Il y a, en Italie, un vent du midi[1] appelé Chiroc, qui a passé par les sables d’Afrique. Il gouverne l’Italie ; il exerce sa puissance sur tous les esprits ; il produit une pesanteur et une inquiétude universelle. Un homme sent, dans son lit, que le vent est chiroc ; on se gouverne différemment de ce qu’on faisoit la veille. Enfin, le Chiroc est l’intelligence qui préside sur toutes les têtes italiennes, et je serois tenté de croire que cette différence qui se trouve entre l’esprit et le caractère des habitants de Lombardie et celui des autres Italiens vient de ce que la Lombardie[2] est couverte par l’Apennin, qui la défend des ravages du Chiroc.
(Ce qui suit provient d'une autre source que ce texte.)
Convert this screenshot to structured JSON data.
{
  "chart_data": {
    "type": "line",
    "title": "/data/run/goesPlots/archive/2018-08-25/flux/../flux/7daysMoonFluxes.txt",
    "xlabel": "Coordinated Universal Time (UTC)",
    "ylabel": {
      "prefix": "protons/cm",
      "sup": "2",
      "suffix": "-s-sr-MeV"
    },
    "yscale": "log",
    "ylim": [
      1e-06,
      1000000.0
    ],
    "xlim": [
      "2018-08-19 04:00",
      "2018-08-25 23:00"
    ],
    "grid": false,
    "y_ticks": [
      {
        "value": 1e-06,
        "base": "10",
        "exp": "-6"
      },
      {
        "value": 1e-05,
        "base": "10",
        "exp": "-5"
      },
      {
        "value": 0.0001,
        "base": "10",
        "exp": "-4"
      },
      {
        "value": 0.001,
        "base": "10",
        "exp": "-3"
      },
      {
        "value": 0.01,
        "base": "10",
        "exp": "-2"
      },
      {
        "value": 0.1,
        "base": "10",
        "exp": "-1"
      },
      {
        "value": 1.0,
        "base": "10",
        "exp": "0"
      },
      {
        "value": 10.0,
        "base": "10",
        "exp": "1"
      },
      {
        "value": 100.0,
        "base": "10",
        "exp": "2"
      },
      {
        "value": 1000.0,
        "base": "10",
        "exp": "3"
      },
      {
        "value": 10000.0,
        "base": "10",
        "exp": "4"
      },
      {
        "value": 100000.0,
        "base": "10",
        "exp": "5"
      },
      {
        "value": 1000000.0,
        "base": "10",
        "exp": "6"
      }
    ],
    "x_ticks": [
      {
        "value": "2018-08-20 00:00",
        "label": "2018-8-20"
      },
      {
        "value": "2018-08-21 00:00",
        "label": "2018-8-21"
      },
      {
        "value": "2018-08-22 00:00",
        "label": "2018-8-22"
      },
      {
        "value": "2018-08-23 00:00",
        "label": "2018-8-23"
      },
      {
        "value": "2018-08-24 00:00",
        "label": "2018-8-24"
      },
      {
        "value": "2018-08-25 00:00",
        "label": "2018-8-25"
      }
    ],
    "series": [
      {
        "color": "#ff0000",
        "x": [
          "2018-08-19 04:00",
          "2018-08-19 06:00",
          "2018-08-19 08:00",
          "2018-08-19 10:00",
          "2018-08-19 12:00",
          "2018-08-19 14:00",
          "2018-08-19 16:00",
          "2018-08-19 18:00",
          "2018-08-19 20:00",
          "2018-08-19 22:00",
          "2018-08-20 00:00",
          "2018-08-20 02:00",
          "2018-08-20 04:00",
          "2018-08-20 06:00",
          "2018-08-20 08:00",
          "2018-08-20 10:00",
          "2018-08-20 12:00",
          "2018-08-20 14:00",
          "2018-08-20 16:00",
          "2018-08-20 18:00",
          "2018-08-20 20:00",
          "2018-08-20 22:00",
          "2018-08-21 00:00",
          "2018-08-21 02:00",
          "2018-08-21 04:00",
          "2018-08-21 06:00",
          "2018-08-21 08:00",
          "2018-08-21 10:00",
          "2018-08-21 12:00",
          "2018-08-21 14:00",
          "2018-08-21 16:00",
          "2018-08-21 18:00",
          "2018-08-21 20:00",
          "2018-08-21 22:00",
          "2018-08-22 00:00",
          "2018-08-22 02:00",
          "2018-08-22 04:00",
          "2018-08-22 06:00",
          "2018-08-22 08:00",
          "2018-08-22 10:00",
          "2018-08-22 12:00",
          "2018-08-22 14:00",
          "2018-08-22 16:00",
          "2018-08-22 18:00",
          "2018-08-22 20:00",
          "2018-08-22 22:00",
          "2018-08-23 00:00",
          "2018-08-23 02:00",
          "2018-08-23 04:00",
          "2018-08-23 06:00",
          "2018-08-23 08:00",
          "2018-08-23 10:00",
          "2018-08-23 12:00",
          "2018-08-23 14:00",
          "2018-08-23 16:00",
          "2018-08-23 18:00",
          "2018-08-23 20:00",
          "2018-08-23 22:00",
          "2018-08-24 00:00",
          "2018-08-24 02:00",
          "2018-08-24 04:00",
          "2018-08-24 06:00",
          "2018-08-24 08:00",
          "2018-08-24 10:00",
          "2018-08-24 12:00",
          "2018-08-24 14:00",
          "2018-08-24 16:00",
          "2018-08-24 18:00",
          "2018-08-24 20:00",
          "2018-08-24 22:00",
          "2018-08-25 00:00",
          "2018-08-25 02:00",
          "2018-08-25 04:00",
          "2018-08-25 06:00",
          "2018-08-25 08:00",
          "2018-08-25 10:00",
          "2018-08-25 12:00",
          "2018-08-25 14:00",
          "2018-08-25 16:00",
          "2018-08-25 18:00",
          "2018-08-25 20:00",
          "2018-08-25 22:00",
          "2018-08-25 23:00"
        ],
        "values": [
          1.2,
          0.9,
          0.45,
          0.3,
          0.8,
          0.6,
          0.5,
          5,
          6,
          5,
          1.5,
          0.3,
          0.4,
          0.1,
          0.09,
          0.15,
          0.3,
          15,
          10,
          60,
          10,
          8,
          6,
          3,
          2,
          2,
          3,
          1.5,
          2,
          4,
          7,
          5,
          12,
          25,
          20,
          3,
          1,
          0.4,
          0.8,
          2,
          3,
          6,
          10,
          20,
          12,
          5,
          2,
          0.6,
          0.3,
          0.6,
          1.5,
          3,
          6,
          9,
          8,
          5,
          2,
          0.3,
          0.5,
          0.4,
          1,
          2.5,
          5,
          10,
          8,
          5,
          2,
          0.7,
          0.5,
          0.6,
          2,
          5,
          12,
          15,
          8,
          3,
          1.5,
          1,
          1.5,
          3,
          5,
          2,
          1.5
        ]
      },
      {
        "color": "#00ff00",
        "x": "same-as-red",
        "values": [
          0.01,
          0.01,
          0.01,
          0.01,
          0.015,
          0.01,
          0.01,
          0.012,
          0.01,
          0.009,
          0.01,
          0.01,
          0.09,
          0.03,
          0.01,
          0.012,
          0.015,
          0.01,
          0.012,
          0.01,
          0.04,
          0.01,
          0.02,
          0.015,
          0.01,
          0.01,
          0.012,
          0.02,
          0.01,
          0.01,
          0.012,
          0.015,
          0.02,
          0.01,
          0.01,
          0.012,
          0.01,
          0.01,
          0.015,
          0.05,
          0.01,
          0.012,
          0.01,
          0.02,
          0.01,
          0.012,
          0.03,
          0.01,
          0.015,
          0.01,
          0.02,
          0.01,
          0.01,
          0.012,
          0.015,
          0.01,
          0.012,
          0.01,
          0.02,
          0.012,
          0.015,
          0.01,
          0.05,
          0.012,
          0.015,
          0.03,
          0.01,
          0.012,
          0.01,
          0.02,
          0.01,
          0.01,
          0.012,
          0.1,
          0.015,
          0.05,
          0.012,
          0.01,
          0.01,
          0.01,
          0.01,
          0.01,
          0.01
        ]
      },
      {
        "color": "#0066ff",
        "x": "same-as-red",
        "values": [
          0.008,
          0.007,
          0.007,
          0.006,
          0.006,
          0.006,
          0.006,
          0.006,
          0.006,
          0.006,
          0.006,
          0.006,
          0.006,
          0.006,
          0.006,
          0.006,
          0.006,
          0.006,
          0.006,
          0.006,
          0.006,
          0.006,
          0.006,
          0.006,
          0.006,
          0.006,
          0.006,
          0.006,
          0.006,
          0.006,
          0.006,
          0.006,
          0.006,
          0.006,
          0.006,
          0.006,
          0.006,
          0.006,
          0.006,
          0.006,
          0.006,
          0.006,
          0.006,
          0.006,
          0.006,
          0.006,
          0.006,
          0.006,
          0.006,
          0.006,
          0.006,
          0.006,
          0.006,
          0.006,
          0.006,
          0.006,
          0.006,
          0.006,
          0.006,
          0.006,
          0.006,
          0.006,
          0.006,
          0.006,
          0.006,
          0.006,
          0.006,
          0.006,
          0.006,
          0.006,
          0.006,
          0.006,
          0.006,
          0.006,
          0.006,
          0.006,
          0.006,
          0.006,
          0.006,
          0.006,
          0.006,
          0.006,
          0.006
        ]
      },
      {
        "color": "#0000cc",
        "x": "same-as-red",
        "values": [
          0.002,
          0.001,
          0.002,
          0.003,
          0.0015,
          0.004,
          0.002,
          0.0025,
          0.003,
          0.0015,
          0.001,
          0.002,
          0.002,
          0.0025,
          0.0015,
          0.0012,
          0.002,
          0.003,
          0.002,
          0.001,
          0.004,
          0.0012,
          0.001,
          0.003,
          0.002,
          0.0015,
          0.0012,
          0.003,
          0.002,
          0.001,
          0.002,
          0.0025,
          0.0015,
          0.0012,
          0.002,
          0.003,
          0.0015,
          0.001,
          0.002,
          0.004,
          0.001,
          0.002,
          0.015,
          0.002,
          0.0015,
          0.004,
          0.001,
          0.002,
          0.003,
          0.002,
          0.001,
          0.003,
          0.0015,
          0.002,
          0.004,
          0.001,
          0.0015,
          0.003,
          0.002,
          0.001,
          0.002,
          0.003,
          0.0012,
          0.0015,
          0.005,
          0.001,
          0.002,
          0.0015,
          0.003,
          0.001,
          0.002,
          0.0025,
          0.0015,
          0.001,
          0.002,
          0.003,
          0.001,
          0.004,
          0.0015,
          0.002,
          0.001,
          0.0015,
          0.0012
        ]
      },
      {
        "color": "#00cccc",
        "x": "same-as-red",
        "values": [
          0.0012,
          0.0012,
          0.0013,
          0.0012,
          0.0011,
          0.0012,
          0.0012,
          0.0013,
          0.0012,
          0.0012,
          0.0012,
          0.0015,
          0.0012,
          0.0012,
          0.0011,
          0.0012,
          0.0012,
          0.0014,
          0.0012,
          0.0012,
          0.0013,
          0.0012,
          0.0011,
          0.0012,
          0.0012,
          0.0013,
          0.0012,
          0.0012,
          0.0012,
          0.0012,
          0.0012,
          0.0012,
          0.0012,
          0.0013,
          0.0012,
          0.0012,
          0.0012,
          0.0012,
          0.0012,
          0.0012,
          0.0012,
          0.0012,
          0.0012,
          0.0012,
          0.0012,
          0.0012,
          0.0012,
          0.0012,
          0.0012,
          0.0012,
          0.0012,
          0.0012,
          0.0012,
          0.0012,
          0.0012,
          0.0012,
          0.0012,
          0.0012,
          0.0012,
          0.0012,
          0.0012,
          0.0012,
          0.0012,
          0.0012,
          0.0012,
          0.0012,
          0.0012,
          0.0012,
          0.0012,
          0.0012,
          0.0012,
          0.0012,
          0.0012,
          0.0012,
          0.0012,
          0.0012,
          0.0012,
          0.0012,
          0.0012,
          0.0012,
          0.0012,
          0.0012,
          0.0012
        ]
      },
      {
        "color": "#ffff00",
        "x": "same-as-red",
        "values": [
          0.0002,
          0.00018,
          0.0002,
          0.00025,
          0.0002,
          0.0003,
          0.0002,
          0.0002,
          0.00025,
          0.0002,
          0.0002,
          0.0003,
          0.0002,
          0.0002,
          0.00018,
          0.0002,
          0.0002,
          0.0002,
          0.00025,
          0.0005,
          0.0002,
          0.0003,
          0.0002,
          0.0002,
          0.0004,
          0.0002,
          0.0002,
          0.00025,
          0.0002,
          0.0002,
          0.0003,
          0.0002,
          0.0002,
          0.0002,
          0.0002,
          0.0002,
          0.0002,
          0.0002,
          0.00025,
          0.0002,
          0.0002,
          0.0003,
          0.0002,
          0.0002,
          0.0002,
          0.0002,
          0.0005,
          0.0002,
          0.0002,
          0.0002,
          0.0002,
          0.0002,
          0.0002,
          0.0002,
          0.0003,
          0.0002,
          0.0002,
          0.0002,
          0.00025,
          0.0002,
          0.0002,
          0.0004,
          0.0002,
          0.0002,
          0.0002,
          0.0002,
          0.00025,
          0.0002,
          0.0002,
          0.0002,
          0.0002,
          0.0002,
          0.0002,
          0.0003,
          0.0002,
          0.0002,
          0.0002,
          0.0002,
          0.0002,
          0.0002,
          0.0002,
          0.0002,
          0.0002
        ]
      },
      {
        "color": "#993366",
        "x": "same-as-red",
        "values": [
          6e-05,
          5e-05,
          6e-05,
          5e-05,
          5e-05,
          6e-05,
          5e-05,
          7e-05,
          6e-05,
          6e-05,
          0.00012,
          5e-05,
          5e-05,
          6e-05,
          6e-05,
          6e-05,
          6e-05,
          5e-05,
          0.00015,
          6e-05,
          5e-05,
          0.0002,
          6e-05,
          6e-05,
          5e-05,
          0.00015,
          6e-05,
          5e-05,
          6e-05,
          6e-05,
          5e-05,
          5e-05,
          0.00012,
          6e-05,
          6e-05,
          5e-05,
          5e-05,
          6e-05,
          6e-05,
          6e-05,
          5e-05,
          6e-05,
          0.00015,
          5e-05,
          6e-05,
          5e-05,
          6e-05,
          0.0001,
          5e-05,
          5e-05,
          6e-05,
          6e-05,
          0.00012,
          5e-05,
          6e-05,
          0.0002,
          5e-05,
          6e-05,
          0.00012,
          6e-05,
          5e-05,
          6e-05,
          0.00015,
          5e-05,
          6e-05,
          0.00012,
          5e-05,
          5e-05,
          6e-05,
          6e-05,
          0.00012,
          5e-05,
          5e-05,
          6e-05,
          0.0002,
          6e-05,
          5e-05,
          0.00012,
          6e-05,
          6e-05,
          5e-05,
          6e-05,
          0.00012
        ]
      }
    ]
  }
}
Les Anglois ont aussi leur vent d’est. Mais il y a cette différence que les maladies qui attaquent l’esprit chez les Italiens les portent beaucoup à se conserver, au lieu que celles qui attaquent l’esprit des Anglois les portent à se détruire. La maladie angloise n’est point simplement l’effet d’une cause passagère, mais de plusieurs autres qui ont agi de longue main[3].

  1. C’est proprement le sud-est. La relation de l’Égypte du Père Ansted nous apprend qu’elle est sujette aux ravages du même vent du midi.
  2. La Lombardie est un triangle, qui a sa pointe au Piémont, sa base à la mer Adriatique, et les côtés formés par les Alpes et par l’Apennin.
  3. [En marge : ] Mettre aux loix relatives au climat.